Bakın, Sayın Bakanım, özellikle, altını çizdiğiniz için ben de vurgulamak istiyorum. Denizcilik sektörüne ilişkin turizm hizmet sektöründen bahsetmişsiniz ve teşviklerden bahsetmişsiniz. Şu anda Avrupa limanlarında, Avrupa ülkelerinde denizcilikte rekabet şansı sıfıra yakın olan tek ülkedir Türkiye. Ege Bölgesi'ndeki limanlarımızdan Yunan adalarına turist çıkışının yasaklandığı bir ülkede deniz turizmi olabilir mi? Yunan adalarına gelirler, oradan binerler teknelerine, bizim koylarımızı kullanırlar, kirletirler, giderler, 5 kuruş da para ödemezler. Deniz turizminde en çok tercih edilen turizm araçlarının üretimine sıfır teşvik var. "24 metreyi geçersen teşvik vereceğim." Kim 24 metrenin üzerinde tekne üretiyor Türkiye'de? Hiç kimse, yok, böyle bir form yok, böyle bir format yok. Eskiden, Turizm Bakanlığının teşviki vardı deniz turizminde; aynen otellere verildiği gibi, belli bir yatak kapasitesini taahhüt eden deniz yatırımcılarına teşvik veriliyordu, o da kaldırılmış, o da yok. Deniz turizminde yokuz, müteahhitlik sektöründe yurt dışında hiçbir kontratımızın ayakta kalma şansı yok; zaten yurt dışındaki sağlayıcılar bizimle kontrat yapmak istemiyor.

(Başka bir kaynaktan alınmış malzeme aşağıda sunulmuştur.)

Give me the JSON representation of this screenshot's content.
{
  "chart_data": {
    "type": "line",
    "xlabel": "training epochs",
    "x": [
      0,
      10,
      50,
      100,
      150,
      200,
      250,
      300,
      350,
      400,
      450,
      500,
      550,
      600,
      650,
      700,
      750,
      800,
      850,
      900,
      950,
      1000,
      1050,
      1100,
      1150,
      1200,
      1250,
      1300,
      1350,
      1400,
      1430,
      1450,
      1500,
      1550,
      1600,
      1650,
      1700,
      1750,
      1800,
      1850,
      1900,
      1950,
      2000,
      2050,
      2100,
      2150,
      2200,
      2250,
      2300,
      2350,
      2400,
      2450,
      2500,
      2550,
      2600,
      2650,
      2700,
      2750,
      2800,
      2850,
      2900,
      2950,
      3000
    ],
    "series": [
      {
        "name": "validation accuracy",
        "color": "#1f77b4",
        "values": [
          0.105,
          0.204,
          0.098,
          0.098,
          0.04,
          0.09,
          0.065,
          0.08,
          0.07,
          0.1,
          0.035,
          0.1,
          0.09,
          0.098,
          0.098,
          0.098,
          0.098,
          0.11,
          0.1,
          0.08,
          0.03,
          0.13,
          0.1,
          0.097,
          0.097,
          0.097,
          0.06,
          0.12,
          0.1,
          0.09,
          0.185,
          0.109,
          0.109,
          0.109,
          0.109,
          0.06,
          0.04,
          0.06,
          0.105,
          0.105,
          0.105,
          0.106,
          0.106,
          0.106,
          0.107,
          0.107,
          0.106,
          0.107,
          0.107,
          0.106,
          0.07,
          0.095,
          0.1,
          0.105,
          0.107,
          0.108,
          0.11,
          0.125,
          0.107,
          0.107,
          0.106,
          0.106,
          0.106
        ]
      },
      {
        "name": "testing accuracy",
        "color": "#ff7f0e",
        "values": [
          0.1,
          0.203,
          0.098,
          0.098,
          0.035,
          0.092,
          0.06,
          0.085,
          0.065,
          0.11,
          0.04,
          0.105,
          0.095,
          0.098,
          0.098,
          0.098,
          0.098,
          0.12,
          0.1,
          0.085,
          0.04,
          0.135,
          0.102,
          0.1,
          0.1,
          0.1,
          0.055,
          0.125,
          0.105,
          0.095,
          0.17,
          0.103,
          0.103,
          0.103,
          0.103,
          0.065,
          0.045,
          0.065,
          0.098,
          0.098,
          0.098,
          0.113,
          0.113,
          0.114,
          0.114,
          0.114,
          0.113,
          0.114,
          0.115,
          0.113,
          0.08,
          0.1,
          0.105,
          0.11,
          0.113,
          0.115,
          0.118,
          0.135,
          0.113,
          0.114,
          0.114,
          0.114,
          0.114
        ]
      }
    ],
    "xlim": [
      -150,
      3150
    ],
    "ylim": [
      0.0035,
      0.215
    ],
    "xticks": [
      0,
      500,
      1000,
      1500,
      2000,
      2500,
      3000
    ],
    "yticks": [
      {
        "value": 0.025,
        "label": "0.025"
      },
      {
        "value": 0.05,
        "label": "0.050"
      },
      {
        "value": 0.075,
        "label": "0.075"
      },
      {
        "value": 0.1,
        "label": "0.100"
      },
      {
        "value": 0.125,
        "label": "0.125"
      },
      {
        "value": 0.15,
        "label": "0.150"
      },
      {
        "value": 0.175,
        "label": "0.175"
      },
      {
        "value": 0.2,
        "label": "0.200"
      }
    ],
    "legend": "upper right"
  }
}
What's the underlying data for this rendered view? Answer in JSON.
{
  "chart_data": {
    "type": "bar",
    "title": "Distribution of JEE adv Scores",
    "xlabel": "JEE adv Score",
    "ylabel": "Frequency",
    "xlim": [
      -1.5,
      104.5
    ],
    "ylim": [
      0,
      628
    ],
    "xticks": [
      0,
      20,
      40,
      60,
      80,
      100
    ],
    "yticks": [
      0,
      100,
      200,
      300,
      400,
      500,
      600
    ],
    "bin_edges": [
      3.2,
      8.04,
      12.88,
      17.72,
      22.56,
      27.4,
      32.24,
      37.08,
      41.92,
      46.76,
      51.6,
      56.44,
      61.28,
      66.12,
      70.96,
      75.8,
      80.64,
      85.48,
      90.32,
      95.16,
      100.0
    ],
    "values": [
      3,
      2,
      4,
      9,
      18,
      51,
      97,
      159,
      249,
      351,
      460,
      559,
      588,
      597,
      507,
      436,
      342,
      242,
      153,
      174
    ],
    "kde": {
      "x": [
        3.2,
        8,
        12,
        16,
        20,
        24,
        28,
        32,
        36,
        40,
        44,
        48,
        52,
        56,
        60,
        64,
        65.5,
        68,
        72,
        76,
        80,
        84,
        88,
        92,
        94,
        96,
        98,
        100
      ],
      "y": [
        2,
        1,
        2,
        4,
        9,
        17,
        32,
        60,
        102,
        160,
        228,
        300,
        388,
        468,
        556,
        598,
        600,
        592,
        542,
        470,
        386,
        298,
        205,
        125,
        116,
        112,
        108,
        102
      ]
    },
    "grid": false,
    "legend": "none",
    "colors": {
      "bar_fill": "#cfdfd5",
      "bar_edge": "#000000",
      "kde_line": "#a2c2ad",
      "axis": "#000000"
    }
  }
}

(Mikrofon otomatik cihaz tarafından kapatıldı)
BAŞKAN - Lütfen toparlar mısınız, son cümlelerinizi alalım.
HALUK PEKŞEN (Trabzon) - Sayın Bakanım, kendi ilimden, Trabzon'dan bir örnek vereyim. Trabzon'da en dünyanın kaliteli sanayi ürünlerini ihraç eden bir firmamız var. Firmamız şu anda aynı ürünleri üretmesine rağmen, uzun vadeli kontrat alamıyor çünkü yabancılar Türkiye'ye gelmekten korkuyorlar.
Çok teşekkür ediyorum, bütçenin hayırlı olmasını diliyorum.